Глава 26. Палимпсесты и парадигмы: лекция о себе

Глава 26. Палимпсесты и парадигмы: лекция о себе

Воздух в главной аудитории филфака был другим. Он не был ни пыльным саркофагом, ни шумным базаром — он был наполнен гулом тишины, той особой, насыщенной тишиной, что рождается, когда десятки умов одновременно вслушиваются в одну мысль, пропускают ее через себя, рождая в ответ десятки собственных, еще не высказанных миров. Солнечный луч, холодный и ясный, словно отполированный зимним воздухом, пробивался сквозь высокое стрельчатое окно, выхватывая из полумрака кружащиеся в нем пылинки, похожие на золотинки, и застывшие в сосредоточенности лица студентов. Аля сидела не на последнем ряду, как раньше, не в тени, где можно было раствориться, стать призраком с томиком в руках. Она выбрала место в середине — там, где было идеально видно доску и лицо лектора, и где она сама была частью общего, живого организма, а не посторонним наблюдателем, прижавшимся к стене.
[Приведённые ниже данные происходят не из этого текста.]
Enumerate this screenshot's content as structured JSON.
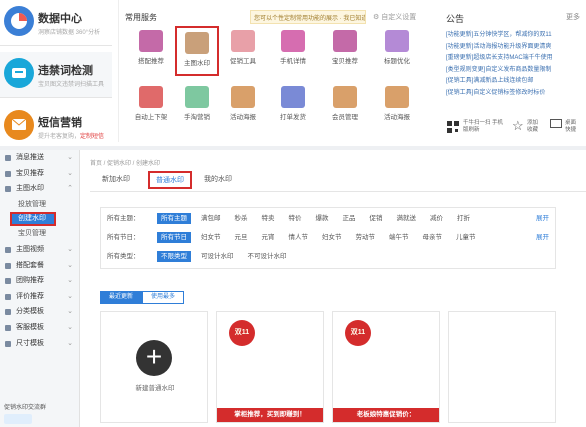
{
  "cards": [
    {
      "title": "数据中心",
      "subtitle": "洞察店铺数据 360°分析",
      "color": "#3b7fd6",
      "icon": "pie-chart-icon"
    },
    {
      "title": "违禁词检测",
      "subtitle": "宝贝图文违禁词扫描工具",
      "color": "#19a7d9",
      "icon": "scan-icon"
    },
    {
      "title": "短信营销",
      "subtitle": "提升老客复购，",
      "highlight": "定制短信",
      "color": "#e8891e",
      "icon": "sms-icon"
    }
  ],
  "services": {
    "title": "常用服务",
    "note": "您可以个性定制常用功能的展示 · 我已知道",
    "config": "自定义设置",
    "tiles": [
      {
        "label": "搭配推荐",
        "icon": "shop-icon",
        "color": "#c46aa8"
      },
      {
        "label": "主图水印",
        "icon": "bookmark-icon",
        "color": "#c9a07a",
        "selected": true
      },
      {
        "label": "促销工具",
        "icon": "sale-tag-icon",
        "color": "#e8a0a8"
      },
      {
        "label": "手机详情",
        "icon": "mobile-icon",
        "color": "#d66db0"
      },
      {
        "label": "宝贝推荐",
        "icon": "bag-icon",
        "color": "#c46aa8"
      },
      {
        "label": "标题优化",
        "icon": "check-icon",
        "color": "#b48ad6"
      },
      {
        "label": "自动上下架",
        "icon": "updown-icon",
        "color": "#e06a6a"
      },
      {
        "label": "手淘营销",
        "icon": "plane-icon",
        "color": "#7ec8a0"
      },
      {
        "label": "活动海报",
        "icon": "image-icon",
        "color": "#d9a06a"
      },
      {
        "label": "打单发货",
        "icon": "printer-icon",
        "color": "#7a8ad6"
      },
      {
        "label": "会员管理",
        "icon": "member-icon",
        "color": "#d9a06a"
      },
      {
        "label": "活动海报",
        "icon": "image2-icon",
        "color": "#d9a06a"
      }
    ]
  },
  "announcements": {
    "title": "公告",
    "more": "更多",
    "items": [
      "[功能更新]五分钟快学区，帮减你的双11",
      "[功能更新]活动海报功能升级界面更清爽",
      "[重磅更新]超级店长支持MAC端千牛使用",
      "[类型规则变更]自定义发布商品数量限制",
      "[促销工具]满减新品上线连续包邮",
      "[促销工具]自定义促销标签修改时标价"
    ],
    "footer": [
      {
        "label": "千牛扫一扫 手机版刷新",
        "icon": "qr-icon"
      },
      {
        "label": "添加 收藏",
        "icon": "star-icon"
      },
      {
        "label": "桌面 快捷",
        "icon": "desktop-icon"
      }
    ]
  },
  "menu": {
    "items": [
      {
        "label": "消息推送",
        "type": "item"
      },
      {
        "label": "宝贝推荐",
        "type": "item"
      },
      {
        "label": "主图水印",
        "type": "item",
        "open": true
      },
      {
        "label": "投放管理",
        "type": "sub"
      },
      {
        "label": "创建水印",
        "type": "active"
      },
      {
        "label": "宝贝管理",
        "type": "sub"
      },
      {
        "label": "主图视频",
        "type": "item"
      },
      {
        "label": "搭配套餐",
        "type": "item"
      },
      {
        "label": "团购推荐",
        "type": "item"
      },
      {
        "label": "评价推荐",
        "type": "item"
      },
      {
        "label": "分类模板",
        "type": "item"
      },
      {
        "label": "客服模板",
        "type": "item"
      },
      {
        "label": "尺寸模板",
        "type": "item"
      }
    ],
    "footer": "促销水印交流群"
  },
  "breadcrumb": "首页  /  促销水印  /  创建水印",
  "tabs": [
    {
      "label": "新加水印",
      "selected": false
    },
    {
      "label": "普通水印",
      "selected": true
    },
    {
      "label": "我的水印",
      "selected": false
    }
  ],
  "filters": [
    {
      "label": "所有主题：",
      "chips": [
        "所有主题",
        "满包邮",
        "秒杀",
        "特卖",
        "特价",
        "爆款",
        "正品",
        "促销",
        "满就送",
        "减价",
        "打折"
      ],
      "expand": "展开"
    },
    {
      "label": "所有节日：",
      "chips": [
        "所有节日",
        "妇女节",
        "元旦",
        "元宵",
        "情人节",
        "妇女节",
        "劳动节",
        "端午节",
        "母亲节",
        "儿童节"
      ],
      "expand": "展开"
    },
    {
      "label": "所有类型：",
      "chips": [
        "不限类型",
        "可设计水印",
        "不可设计水印"
      ],
      "expand": ""
    }
  ],
  "sort": {
    "options": [
      "最近更新",
      "使用最多"
    ]
  },
  "templates": {
    "new_label": "新建普通水印",
    "items": [
      {
        "badge": "双11",
        "strip": "掌柜推荐，买到即赚到！"
      },
      {
        "badge": "双11",
        "strip": "老板娘特惠促销价："
      }
    ]
  }
}
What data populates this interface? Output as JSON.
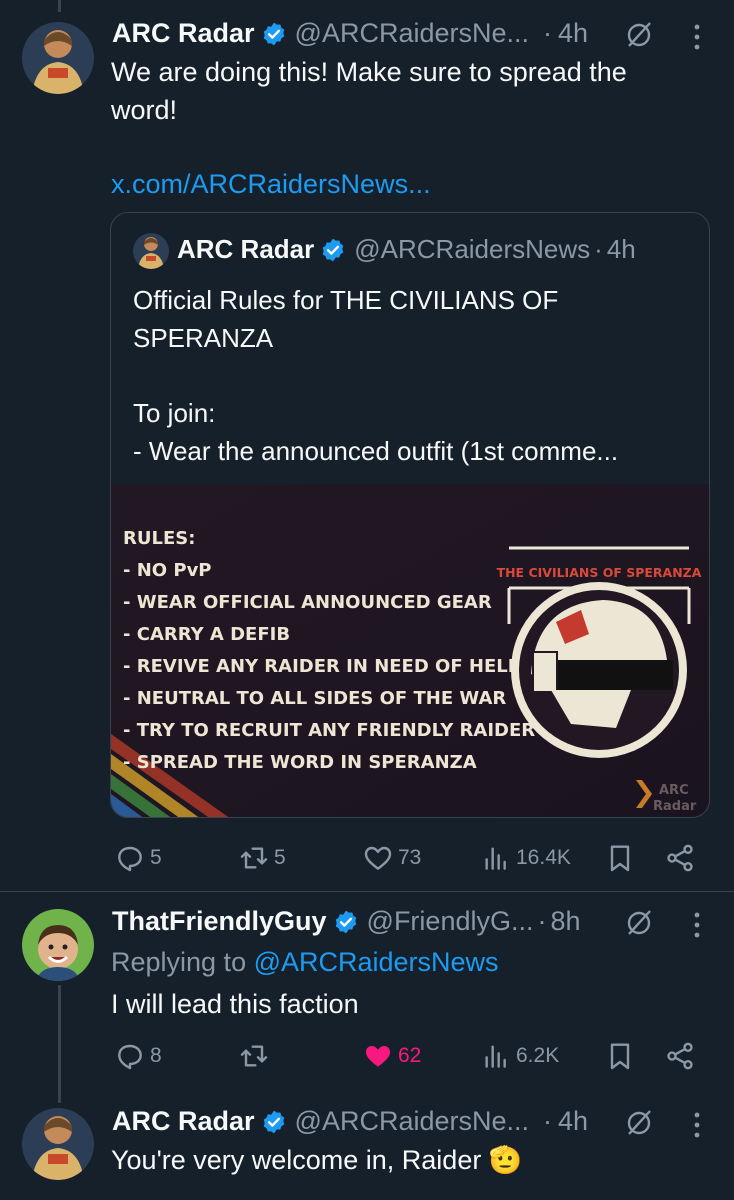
{
  "tweets": [
    {
      "name": "ARC Radar",
      "handle": "@ARCRaidersNe...",
      "dot": "·",
      "time": "4h",
      "text": "We are doing this! Make sure to spread the word!",
      "link": "x.com/ARCRaidersNews...",
      "quote": {
        "name": "ARC Radar",
        "handle": "@ARCRaidersNews",
        "dot": "·",
        "time": "4h",
        "text_line1": "Official Rules for THE CIVILIANS OF",
        "text_line2": "SPERANZA",
        "text_line3": "To join:",
        "text_line4": "- Wear the announced outfit (1st comme...",
        "image": {
          "rules_title": "RULES:",
          "rules": [
            "- NO PvP",
            "- WEAR OFFICIAL ANNOUNCED GEAR",
            "- CARRY A DEFIB",
            "- REVIVE ANY RAIDER IN NEED OF HELP",
            "- NEUTRAL TO ALL SIDES OF THE WAR",
            "- TRY TO RECRUIT ANY FRIENDLY RAIDER",
            "- SPREAD THE WORD IN SPERANZA"
          ],
          "banner": "THE CIVILIANS OF SPERANZA",
          "watermark_line1": "ARC",
          "watermark_line2": "Radar"
        }
      },
      "stats": {
        "replies": "5",
        "reposts": "5",
        "likes": "73",
        "views": "16.4K"
      }
    },
    {
      "name": "ThatFriendlyGuy",
      "handle": "@FriendlyG...",
      "dot": "·",
      "time": "8h",
      "replying_prefix": "Replying to ",
      "replying_to": "@ARCRaidersNews",
      "text": "I will lead this faction",
      "stats": {
        "replies": "8",
        "reposts": "",
        "likes": "62",
        "views": "6.2K"
      },
      "liked": true
    },
    {
      "name": "ARC Radar",
      "handle": "@ARCRaidersNe...",
      "dot": "·",
      "time": "4h",
      "text": "You're very welcome in, Raider",
      "emoji": "🫡"
    }
  ],
  "colors": {
    "background": "#15202b",
    "accent": "#1d9bf0",
    "muted": "#8b98a5",
    "like": "#f91880",
    "border": "#38444d"
  }
}
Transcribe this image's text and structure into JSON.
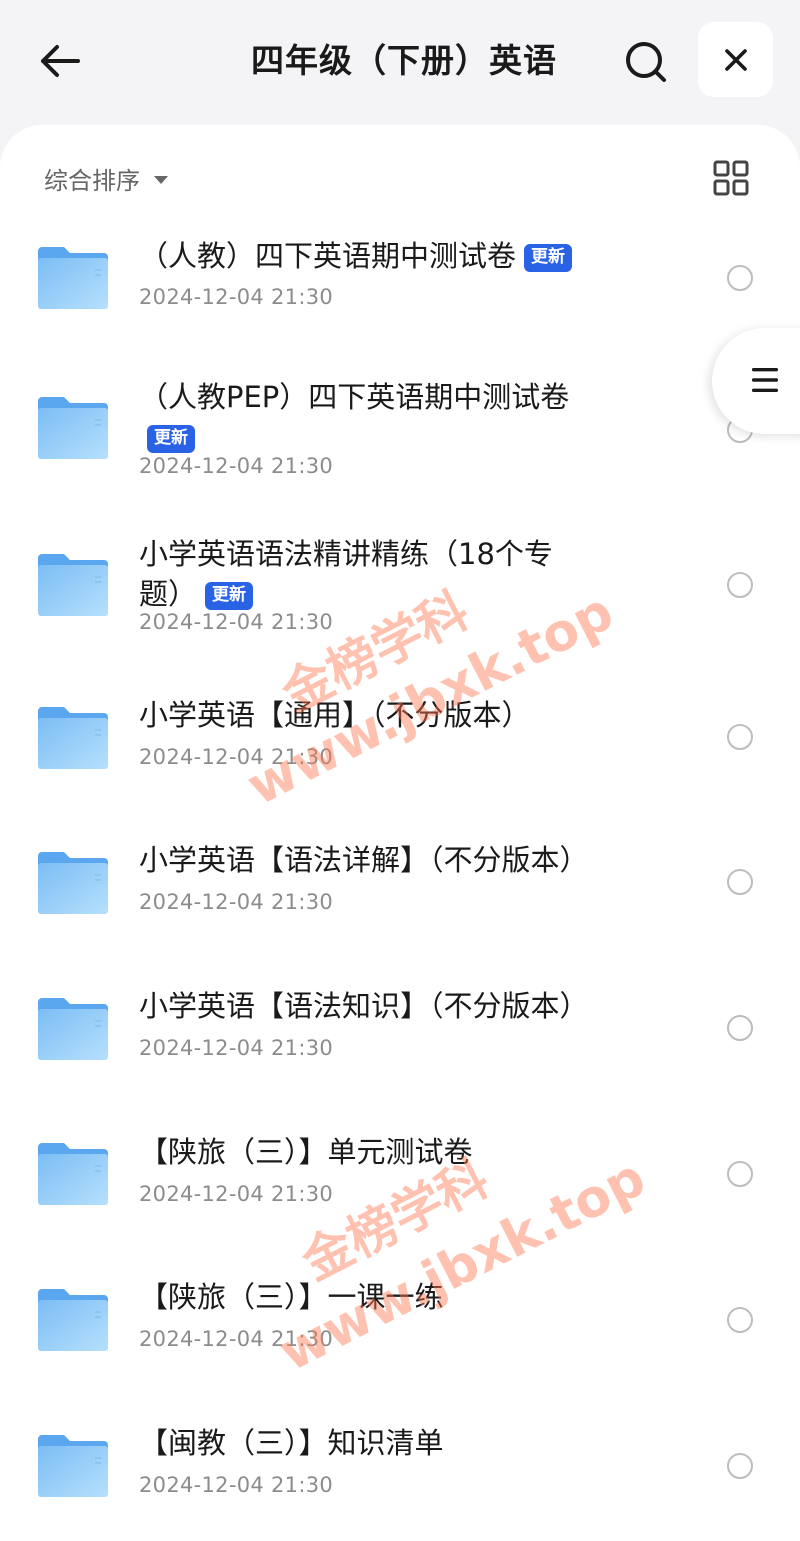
{
  "header": {
    "title": "四年级（下册）英语",
    "back_icon": "arrow-left-icon",
    "search_icon": "search-icon",
    "close_icon": "close-icon"
  },
  "toolbar": {
    "sort_label": "综合排序",
    "view_icon": "grid-view-icon"
  },
  "side_tab_icon": "menu-icon",
  "badge_label": "更新",
  "items": [
    {
      "title": "（人教）四下英语期中测试卷",
      "badge": true,
      "date": "2024-12-04 21:30"
    },
    {
      "title": "（人教PEP）四下英语期中测试卷",
      "badge": true,
      "date": "2024-12-04 21:30"
    },
    {
      "title": "小学英语语法精讲精练（18个专题）",
      "badge": true,
      "date": "2024-12-04 21:30"
    },
    {
      "title": "小学英语【通用】（不分版本）",
      "badge": false,
      "date": "2024-12-04 21:30"
    },
    {
      "title": "小学英语【语法详解】（不分版本）",
      "badge": false,
      "date": "2024-12-04 21:30"
    },
    {
      "title": "小学英语【语法知识】（不分版本）",
      "badge": false,
      "date": "2024-12-04 21:30"
    },
    {
      "title": "【陕旅（三）】单元测试卷",
      "badge": false,
      "date": "2024-12-04 21:30"
    },
    {
      "title": "【陕旅（三）】一课一练",
      "badge": false,
      "date": "2024-12-04 21:30"
    },
    {
      "title": "【闽教（三）】知识清单",
      "badge": false,
      "date": "2024-12-04 21:30"
    }
  ],
  "watermark": {
    "line1": "金榜学科",
    "line2": "www.jbxk.top"
  },
  "colors": {
    "accent": "#2a62e6",
    "folder_light": "#aedcfb",
    "folder_dark": "#5aa7ef",
    "watermark": "#ff7850"
  }
}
Илья стоял у кафедры, его профиль, резкий и одухотворенный, был освещен тем самым лучом. Он говорил о палимпсестах, и его голос, обычно такой ровный, почти бесстрастный в своей академической отточенности, сегодня вибрировал скрытой страстью, словно он говорил не о древних пергаментах, а о чем-то глубоко личном.
«...представьте себе, — его пальцы с мелом замерли у доски, будто рисуя невидимый знак, — манускрипт. Дорогой, уникальный. И на него, поверх молитв или античной поэмы, наносят хозяйственные записи, судебный протокол, учебник по логике. Старый текст не стирают полностью. Он проступает. Он живет под новым слоем. И мы, филологи, — детективы вечности, — мы пытаемся прочитать эту многослойную правду. Увидеть, что осталось от первоначального замысла, как он сопротивляется, как взаимодействует с новым, как рождается третий, неведомый ни одному из авторов смысл...»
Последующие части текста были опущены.